Стражник страшно расхохотался и распахнул ворота:
– Валяй!
Девушка решила не обращать внимания на странное поведение стражника, однако, жители города показались ей не совсем такими, как обычно. Было у них у всех что–то общее. Какой–то затравленный, болезненный взгляд, да и синяки под глазами. Может, что–то случилось? Эпидемия костоломной лихорадки?
В Драконий предел Брина прошла незамеченной: вся стража вповалку спала у входных дверей. Ярл, такой же бледный и болезненный, как и остальные жители города, сидел на троне, грустно подперев ладонью щёку.
При появлении Брины никто даже не почесался. Девушка пыталась было объяснить, кто она и зачем пришла, и что неплохо бы рыбу отправить кухаркам, но на неё только шикнули, будто на нашкодившего щенка, и указали глазами на дверь. Ей ничего не оставалось, как пожать плечами и отправится домой.
***
– Фаркас! Эйла! – Вилкас пытался сдерживать слёзы, но у него это выходило из рук вон плохо,– Я умоляю, прекратите!
Но парочка продолжала сидеть в обнимку на крыше, грустно смотря в сторону городских ворот.
– Ты ничего не понимаешь, Вилкас, – процедила Эйла, даже не смотря в сторону Соратника. – Ни–че–го.
– Уйди, брат, – глухо откликнулся Фаркас, – ты не знаешь, что такое любовь.
– Как он был красив, – Эйла прикусила губу и закатила глаза, – эти чёрные волосы, мягкие, как шелк, они бежали сквозь пальцы, подобно воде.
– И глаза! Эйла, глаза как золото! А его фигура?! Видит Талос, я бы жизнь отдал, что бы ещё раз ухватить его за эту мягкую, упругую…
– Прекратите! – Вилкас в отчаянии схватил себя за волосы, выдрав приличный клок. – Вы просто с ума сошли! Вернется ваш Довакин, никуда не денется! Но вы же, идиота два, всему городу жить не даёте!
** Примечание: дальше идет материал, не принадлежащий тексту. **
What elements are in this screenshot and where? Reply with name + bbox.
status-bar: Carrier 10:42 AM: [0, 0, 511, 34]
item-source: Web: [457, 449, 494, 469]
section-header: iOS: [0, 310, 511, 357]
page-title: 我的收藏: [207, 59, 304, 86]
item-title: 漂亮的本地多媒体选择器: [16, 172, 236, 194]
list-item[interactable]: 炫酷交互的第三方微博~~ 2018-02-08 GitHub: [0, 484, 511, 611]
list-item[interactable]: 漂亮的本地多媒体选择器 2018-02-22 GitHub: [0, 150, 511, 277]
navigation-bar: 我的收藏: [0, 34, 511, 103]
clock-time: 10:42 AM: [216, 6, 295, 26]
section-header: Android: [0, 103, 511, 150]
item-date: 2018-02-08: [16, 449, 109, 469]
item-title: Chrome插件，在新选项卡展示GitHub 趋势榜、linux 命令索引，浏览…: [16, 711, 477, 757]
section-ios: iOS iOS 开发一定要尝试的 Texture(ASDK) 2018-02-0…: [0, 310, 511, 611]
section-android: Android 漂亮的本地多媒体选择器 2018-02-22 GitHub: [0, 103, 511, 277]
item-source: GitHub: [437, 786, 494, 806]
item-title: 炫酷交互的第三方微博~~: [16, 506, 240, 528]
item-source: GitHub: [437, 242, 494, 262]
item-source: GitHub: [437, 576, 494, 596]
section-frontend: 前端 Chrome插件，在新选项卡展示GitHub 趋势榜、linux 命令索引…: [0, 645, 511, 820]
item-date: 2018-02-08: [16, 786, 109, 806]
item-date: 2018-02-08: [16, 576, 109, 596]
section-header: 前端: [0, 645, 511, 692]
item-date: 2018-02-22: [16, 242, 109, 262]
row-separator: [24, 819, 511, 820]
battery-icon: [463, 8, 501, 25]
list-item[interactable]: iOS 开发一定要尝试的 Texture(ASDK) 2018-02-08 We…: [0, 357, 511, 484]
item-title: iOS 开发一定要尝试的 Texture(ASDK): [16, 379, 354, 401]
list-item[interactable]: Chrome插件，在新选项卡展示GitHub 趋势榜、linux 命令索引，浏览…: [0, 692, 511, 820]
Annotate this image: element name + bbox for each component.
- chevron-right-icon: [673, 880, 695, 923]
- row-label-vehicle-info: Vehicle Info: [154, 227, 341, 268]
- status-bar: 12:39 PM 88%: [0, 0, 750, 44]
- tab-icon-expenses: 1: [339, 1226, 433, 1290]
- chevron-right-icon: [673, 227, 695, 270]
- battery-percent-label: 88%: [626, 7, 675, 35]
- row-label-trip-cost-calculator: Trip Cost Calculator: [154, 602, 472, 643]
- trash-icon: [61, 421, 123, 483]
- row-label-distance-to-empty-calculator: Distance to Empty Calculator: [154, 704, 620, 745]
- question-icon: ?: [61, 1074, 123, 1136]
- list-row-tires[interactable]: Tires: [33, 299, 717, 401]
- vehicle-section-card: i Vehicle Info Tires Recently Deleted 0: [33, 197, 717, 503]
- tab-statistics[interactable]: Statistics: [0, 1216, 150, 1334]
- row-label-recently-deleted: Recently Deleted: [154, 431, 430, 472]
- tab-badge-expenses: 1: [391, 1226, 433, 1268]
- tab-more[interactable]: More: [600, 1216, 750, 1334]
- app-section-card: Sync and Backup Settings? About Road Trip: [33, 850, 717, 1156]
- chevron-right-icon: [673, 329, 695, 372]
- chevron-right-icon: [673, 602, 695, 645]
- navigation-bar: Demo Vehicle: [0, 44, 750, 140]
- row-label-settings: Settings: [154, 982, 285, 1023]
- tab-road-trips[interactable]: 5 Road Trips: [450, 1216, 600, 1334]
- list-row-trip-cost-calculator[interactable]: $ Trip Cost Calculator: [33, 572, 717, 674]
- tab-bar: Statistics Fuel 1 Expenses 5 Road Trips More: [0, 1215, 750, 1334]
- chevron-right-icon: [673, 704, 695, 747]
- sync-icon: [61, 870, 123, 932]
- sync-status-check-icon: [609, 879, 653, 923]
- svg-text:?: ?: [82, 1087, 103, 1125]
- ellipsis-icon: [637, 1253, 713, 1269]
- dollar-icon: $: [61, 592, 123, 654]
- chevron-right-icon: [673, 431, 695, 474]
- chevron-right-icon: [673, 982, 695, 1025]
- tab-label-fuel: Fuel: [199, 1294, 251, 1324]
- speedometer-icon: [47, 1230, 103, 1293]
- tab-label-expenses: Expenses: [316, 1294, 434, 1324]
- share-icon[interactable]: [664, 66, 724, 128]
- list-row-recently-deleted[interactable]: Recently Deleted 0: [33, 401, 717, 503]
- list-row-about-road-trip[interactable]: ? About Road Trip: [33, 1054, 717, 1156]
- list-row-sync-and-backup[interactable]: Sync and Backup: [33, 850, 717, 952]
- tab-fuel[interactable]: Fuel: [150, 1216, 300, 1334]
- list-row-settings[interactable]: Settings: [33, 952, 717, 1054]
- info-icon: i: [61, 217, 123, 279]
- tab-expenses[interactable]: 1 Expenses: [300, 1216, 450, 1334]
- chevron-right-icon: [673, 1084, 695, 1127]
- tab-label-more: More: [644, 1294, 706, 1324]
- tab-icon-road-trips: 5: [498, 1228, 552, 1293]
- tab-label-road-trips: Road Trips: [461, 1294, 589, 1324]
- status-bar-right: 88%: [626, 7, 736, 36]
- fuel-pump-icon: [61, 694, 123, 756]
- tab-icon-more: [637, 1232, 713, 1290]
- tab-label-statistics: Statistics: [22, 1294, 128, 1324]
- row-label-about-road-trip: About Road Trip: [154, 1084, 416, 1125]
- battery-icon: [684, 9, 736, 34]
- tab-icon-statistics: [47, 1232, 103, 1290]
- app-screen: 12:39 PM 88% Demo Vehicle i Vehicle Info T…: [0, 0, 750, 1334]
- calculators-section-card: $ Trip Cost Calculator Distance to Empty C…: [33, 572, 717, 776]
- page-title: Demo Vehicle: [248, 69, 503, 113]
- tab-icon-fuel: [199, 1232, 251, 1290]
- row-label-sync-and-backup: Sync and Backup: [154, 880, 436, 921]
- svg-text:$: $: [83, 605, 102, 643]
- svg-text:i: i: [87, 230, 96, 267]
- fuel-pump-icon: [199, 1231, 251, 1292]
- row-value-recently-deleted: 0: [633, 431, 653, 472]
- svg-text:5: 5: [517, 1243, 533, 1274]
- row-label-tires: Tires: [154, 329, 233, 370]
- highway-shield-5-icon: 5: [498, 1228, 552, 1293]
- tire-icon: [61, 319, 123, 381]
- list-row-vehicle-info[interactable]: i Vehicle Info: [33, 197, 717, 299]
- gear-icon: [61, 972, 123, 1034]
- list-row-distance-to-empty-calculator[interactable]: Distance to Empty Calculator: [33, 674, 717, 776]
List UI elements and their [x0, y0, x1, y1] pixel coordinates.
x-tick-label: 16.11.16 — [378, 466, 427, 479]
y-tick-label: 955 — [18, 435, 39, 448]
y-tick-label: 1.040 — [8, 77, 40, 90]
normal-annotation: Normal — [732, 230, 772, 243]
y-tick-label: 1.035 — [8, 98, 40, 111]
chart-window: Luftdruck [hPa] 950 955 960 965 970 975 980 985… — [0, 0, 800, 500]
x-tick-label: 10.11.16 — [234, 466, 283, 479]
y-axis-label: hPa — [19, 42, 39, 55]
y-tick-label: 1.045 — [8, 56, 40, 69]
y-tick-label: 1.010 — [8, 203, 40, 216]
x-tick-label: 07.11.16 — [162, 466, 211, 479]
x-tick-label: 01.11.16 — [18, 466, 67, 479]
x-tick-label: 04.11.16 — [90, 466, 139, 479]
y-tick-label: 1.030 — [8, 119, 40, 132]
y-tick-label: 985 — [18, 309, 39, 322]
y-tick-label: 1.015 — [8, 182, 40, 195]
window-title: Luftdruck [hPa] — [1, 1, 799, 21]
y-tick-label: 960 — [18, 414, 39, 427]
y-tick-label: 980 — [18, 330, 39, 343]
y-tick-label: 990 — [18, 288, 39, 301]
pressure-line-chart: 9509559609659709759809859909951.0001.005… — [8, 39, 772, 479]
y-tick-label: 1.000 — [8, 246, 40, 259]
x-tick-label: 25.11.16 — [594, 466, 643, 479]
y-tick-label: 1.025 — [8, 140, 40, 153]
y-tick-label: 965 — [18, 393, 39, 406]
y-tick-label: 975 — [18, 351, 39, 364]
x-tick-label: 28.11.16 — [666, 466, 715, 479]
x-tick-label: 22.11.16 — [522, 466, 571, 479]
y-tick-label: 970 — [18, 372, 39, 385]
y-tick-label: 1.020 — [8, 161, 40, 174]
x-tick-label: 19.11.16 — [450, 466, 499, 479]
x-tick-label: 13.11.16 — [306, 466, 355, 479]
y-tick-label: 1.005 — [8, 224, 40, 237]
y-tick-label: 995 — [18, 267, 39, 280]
Парочка на стонущего внизу Вилкаса внимания не обращали, продолжая пребывать в сладких грёзах воспоминаний:
– Эйла, расскажи мне, что ты чувствовала, когда его руки сжали…?
– А ты, Фаркас, расскажи тоже, хорошо?
Вилкас закрыл уши руками, чтобы не слышать отвратительные похабные подробности.
Фаркас захлебывался в восторгах, Эйла ему вторила, и закончилось всё снова как обычно – они обнялись и громко, пронзительно завыли сильными вервольфскими голосами.
– Соратники! Да заткните вы свою собаку! – истеричный вопль раздался откуда–то со стороны рынка.
– Я не могу так больше жить! Я не сплю вторую неделю! – какой–то нервный стражник высунулся из окошка Драконьего предела, вылез на подоконник, и мешком свалился вниз.
Со всех концов города стали раздаваться стоны, ругань, и истеричные крики. Эйла и Фаркас выли уже семнадцать дней подряд.
Вилкас взял бутылку вина и отправился в Зал Мертвых: если жители не выдержат и решатся штурмовать Йорваскр в попытке заткнуть «собаку», он лучше пересидит всё это в тихом и спокойном месте, в компании драугров.